The only other Alaska politician I heard in recent years speaking as eloquently on similar concerns was Tony Knowles, at a 2004 fundraiser when he was running against Lisa Murkowski. He spent about a third of his informal speech talking very specifically about the Patriot Act and how much of a mistake it is to compromise our traditional privacy rights.
Alaskans would be getting out the torches and pitchforks if they knew what was really at stake here. We’d have Libertarians marching shoulder to shoulder with Republicans and Democrats, on the way to confront Young, Stevens and Murkowski about their continuing duplicity with this murderous and thieving administration! A commenter at Huffington Post said what we’re seeing here is a transformation from a representative government to some completely different form of government.
Most of the attention paid to the so-called compromise on FISA is obfuscating the essential issue, which is, as Benson said, “(the Constitution) is a list of rights that no President and no Congress have the right to take away.” It’s said that Obama’s capitulation is in recognition of a political reality – the McCain campaign will eat his lunch on national security issues if he appears to err on the side of not cracking down on terrorism suspects. But that is a debate we shouldn’t even be having.
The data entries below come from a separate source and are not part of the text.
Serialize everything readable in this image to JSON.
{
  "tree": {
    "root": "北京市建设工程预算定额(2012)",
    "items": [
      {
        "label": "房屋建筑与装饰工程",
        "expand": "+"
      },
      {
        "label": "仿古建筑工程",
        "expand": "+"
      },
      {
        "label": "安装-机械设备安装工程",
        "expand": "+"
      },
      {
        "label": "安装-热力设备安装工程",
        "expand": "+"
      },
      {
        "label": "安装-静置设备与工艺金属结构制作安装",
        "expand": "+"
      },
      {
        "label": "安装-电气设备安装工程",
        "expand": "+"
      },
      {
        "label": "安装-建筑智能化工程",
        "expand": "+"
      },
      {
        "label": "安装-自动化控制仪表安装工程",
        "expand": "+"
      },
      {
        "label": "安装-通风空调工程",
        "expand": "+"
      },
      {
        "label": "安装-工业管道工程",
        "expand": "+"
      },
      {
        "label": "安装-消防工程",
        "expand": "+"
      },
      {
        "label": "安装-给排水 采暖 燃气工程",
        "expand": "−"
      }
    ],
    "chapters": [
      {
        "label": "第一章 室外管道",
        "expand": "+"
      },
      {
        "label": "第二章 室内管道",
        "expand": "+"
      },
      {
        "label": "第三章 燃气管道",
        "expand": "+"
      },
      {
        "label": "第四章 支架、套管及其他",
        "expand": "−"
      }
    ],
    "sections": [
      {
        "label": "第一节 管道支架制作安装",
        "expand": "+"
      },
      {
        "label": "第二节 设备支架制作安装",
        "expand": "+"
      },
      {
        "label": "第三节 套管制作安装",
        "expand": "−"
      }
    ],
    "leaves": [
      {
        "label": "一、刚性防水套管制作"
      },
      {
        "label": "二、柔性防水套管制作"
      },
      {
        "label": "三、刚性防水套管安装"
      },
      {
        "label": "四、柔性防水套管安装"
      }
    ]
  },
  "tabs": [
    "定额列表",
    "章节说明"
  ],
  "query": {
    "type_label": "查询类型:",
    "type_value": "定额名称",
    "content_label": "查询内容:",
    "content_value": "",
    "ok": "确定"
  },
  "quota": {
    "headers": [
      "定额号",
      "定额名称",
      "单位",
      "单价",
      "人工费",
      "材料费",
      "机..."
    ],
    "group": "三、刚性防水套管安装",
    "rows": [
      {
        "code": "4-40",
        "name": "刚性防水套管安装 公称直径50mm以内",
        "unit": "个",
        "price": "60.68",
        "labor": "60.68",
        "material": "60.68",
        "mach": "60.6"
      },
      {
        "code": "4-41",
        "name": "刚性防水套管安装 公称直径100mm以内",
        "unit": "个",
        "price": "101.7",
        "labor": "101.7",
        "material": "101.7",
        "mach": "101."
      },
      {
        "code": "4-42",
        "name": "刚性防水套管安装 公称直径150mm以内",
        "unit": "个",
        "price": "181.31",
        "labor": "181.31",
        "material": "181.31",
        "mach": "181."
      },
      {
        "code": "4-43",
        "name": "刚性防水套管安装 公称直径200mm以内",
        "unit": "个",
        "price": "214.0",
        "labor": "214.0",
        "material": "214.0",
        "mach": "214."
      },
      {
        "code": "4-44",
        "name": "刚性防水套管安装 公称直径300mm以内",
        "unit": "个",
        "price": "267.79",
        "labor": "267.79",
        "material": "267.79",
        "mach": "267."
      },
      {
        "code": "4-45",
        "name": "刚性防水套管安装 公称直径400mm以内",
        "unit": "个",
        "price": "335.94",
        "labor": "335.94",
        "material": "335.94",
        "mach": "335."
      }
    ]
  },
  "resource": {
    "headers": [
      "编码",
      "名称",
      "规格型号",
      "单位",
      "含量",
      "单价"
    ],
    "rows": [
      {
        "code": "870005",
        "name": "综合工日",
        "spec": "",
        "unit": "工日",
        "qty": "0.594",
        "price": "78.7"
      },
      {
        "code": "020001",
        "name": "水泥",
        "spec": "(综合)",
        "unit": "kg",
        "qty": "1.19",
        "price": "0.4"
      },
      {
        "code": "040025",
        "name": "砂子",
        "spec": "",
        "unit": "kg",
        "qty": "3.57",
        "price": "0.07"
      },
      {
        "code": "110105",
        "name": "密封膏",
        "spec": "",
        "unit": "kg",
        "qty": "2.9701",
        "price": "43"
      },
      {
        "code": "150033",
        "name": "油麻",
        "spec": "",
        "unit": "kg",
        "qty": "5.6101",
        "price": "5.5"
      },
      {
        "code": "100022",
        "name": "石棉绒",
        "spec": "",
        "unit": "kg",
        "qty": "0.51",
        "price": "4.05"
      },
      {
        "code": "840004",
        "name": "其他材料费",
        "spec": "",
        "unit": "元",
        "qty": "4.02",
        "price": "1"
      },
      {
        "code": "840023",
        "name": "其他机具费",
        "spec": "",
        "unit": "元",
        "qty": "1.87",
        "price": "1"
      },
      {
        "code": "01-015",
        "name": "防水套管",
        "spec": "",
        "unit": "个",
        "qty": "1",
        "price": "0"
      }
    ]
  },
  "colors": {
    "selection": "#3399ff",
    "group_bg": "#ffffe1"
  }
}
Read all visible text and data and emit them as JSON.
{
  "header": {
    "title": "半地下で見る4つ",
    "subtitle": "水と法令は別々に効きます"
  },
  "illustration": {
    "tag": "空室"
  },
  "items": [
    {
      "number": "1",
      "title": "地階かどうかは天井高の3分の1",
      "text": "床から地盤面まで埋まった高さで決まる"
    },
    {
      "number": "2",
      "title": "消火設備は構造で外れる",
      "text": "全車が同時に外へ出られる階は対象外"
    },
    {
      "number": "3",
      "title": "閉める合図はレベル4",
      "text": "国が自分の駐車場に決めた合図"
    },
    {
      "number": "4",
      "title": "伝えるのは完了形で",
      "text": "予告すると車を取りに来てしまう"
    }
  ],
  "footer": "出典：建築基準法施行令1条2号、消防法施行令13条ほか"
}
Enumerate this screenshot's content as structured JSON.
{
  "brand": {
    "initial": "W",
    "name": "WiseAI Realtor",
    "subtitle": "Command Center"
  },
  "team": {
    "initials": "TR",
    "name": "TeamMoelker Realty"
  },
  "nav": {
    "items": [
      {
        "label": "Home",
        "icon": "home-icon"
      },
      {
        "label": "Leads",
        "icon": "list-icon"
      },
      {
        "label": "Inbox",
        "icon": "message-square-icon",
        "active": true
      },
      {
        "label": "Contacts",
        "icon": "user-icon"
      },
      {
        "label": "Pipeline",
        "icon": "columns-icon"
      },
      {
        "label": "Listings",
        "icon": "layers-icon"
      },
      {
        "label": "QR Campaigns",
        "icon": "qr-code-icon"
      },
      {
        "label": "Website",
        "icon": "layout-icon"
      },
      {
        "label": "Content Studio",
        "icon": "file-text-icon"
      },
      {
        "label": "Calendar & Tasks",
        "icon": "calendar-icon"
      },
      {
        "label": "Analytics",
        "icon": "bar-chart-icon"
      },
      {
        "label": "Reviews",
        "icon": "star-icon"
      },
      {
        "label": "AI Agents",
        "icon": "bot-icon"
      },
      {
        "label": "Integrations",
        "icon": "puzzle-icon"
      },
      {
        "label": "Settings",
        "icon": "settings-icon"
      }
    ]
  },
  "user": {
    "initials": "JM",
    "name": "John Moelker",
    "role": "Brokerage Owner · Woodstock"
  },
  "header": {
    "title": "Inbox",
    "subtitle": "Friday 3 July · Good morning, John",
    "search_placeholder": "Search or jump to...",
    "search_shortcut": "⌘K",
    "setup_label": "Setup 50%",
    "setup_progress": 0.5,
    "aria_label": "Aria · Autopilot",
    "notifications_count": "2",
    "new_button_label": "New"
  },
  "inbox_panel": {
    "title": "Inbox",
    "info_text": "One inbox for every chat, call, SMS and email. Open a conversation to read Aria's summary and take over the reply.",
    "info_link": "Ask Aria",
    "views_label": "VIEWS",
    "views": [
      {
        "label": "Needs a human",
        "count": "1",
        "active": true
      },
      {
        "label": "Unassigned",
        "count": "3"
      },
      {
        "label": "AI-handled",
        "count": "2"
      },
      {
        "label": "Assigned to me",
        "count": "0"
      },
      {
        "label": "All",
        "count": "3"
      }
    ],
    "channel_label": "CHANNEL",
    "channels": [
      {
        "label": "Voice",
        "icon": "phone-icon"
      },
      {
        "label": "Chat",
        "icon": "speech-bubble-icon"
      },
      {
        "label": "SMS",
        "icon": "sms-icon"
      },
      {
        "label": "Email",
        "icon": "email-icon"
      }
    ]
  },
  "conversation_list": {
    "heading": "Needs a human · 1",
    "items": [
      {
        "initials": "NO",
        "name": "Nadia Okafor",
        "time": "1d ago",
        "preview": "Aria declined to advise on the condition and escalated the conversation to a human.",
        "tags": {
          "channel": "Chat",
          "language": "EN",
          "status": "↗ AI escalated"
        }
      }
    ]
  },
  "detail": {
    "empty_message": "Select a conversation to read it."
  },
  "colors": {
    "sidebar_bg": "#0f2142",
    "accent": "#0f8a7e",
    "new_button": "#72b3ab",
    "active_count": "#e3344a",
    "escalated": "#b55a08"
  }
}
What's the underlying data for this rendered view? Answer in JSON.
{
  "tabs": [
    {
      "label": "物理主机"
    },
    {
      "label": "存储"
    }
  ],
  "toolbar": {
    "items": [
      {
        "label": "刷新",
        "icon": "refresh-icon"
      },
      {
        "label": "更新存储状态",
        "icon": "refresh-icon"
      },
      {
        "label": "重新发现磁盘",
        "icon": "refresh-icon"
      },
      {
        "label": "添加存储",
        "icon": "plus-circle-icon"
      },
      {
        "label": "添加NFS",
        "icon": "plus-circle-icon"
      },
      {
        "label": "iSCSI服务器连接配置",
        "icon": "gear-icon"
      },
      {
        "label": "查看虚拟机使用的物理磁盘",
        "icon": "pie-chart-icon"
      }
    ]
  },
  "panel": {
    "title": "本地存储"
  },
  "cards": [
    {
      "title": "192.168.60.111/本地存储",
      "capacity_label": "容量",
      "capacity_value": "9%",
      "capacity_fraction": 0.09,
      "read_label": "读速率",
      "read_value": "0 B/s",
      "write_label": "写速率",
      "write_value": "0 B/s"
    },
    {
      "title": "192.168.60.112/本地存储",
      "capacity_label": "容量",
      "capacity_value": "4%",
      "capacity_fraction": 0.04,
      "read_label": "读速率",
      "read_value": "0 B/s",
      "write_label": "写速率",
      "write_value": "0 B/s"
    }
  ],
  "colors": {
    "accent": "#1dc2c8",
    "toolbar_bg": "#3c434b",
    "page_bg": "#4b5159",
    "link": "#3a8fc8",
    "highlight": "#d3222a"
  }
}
By sacrificing core principles and rights that have protected all of us for 200+ years, we’re at least overreacting. When is the cure worse than the disease? Where is the evidence that the FISA law as it has existed since 1979 has been ineffective? Since we have now given retroactive immunity to the telecoms, how will we ever find out what happened – if the Bush 43 administration broke the law, if they spied on Democrats in addition to terrorists?
We deserve to know. Obama’s vote was not particularly astute as political calculus, because the revisions to FISA that passed with his support will prevent us from knowing the answers.
Regardless of how Diane Benson fares in the primary, I will never forget her defense of our basic freedoms. And given any kind of choice in the future, I will take anyone who promises to work as hard as they can to restore our democracy to its former state.
-- Clark Yerrington
image of Diane Benson and Mark Begich at a bowl-a-thon benefit for Military families
2 comments:
Excellent points, Clark. Obama really disappointed me with the FISA vote (not that I was ever firmly in his camp to begin with, but I don't see an alternative). Given his position on this, it's more important than ever that we elect a SOLIDLY progressive representative who will unequivocally stand up for our rights. Diane has made this the cornerstone of both her campaigns, which is why I am such an avid supporter.
I am distrustful of the amount of party money that has been pumped into Ethan's campaign by the Democratic enablers. For all I know, he may be as disturbed by the FISA vote as Diane is and as committed to jealously guarding the Bill of Rights, but when he is beholden to the "status quo" Dems, will he have the fortitude to oppose them if this sort of rights-limiting legislation comes up in the future? It bothers me.
I've been a Democrat my whole life, but it seems to me that more and more we are moving toward a one-party system, where Democrat or Republican after one's name means nothing, but merely indicates which club you belong to.
exactly, linda. the democrats have become the opposition party that doesn't actually oppose anything.